Firstly I think you have to recognise that this isn't a static position; even before COVID, there were changes to corporate travel, and some will become more entrenched, some will disappear, and some will evolve. If my crystal ball was perfect I'd be making a LOT more money than I currently do but my best guess is something like the following:

1 - In the short term, corporate travel is largely off the table. There will be some - I may have an emergency trip to Canada coming up for instance - but it will be the outlier.

2 - The implications of more regular WFH haven't fully been thought through yet. It's paradoxical, but in the medium term I could see this actually driving MORE corporate travel - the couple of days a month in a corporate office may not be in your "local" corporate office. So for that sort of timescale you're talking about late 2021/early 2022 for this to become apparent

3 - In the longer term the larger conventions will become more important/major events. I've recently been virtually attending two conventions (Cisco EMEAR Collaboration Conference, and Cisco Live US) and it's not remotely the same - the breakout sessions, random chat at the bar with fellow attendees, even just walking round the convention floor, simply doesn't exist and cannot be replicated virtually - and with less general day to day contact, this type of experience once or twice a year will be far more valuable. So while the big convention centres and the travel business they drive are off the table now, they're going to be bigger than ever by 2024.


So, if you extrapolate that together with the general awareness of hygiene etc then I would guess the following. By 2024, corporate travel will be much the same, if not higher, in terms of volume than it is today. But the experience will be different; the days of ever "densifying" wide bodies are probably gone, and ideas of going 11 abreast in a 77X are probably off the table.
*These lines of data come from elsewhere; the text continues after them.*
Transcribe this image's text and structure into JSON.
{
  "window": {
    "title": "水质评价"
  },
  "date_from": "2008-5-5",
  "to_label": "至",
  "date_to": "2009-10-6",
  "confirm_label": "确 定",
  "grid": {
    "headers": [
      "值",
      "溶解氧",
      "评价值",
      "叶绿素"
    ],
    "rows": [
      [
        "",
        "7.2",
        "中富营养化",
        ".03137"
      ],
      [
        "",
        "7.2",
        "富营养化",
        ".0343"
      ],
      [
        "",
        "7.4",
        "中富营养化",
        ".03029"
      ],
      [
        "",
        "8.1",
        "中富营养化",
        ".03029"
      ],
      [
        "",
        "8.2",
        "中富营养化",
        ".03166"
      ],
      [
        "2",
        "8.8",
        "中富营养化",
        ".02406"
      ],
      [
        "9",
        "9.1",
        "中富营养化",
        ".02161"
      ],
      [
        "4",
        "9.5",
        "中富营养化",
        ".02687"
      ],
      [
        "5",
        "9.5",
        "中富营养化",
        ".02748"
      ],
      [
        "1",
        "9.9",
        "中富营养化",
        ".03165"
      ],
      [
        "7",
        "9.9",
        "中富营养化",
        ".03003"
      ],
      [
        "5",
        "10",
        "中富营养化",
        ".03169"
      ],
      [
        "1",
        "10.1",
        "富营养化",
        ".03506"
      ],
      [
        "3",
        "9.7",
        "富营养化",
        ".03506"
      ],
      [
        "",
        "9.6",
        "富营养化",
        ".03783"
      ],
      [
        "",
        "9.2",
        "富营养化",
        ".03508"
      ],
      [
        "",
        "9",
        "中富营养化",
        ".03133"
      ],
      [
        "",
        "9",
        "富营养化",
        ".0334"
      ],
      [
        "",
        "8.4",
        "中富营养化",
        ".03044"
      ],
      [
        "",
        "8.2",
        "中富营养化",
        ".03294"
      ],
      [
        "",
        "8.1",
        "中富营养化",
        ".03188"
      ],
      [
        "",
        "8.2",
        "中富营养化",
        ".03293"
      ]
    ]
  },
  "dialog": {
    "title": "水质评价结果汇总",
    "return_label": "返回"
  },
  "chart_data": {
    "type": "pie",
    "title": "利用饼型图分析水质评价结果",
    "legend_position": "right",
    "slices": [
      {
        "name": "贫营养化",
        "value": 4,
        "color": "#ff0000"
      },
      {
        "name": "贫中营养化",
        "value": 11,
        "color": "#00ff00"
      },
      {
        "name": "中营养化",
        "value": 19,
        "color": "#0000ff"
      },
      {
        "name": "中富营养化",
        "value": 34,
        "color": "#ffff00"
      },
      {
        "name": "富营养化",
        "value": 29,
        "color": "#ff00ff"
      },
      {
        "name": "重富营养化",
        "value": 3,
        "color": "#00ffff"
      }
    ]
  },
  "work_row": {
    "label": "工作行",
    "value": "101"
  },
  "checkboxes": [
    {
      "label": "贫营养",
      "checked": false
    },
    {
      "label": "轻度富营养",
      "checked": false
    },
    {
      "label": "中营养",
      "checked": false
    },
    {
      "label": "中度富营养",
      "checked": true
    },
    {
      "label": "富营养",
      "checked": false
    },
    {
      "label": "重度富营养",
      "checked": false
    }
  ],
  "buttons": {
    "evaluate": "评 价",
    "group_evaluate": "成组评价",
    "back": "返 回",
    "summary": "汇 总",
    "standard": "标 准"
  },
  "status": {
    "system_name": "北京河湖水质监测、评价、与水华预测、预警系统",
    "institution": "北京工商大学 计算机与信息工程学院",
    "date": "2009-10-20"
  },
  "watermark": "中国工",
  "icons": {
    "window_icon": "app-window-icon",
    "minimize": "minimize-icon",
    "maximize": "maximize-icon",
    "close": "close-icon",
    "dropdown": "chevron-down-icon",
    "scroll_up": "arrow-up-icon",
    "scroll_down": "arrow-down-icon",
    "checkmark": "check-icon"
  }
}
I suspect that there will be an expansion of Premium Economy type seats, probably at the expense of First (BA was already moving in this direction). Airlines that can afford it will be canning their older fleets as rapidly as they can in favour of jets that can offer better air filtering etc - so A350, A330neo, 787, 77X etc. in order to gain a competitive advantage, either in terms of demand or charging more (probably demand).

But you will probably see more people on corporarte travel, but less travel miles per person - so the Gold cards, Paltinum cards etc who get the royal treatment from airlines will be thinner on the ground.

:thumbup: , terrifying for the London cabbies I know though.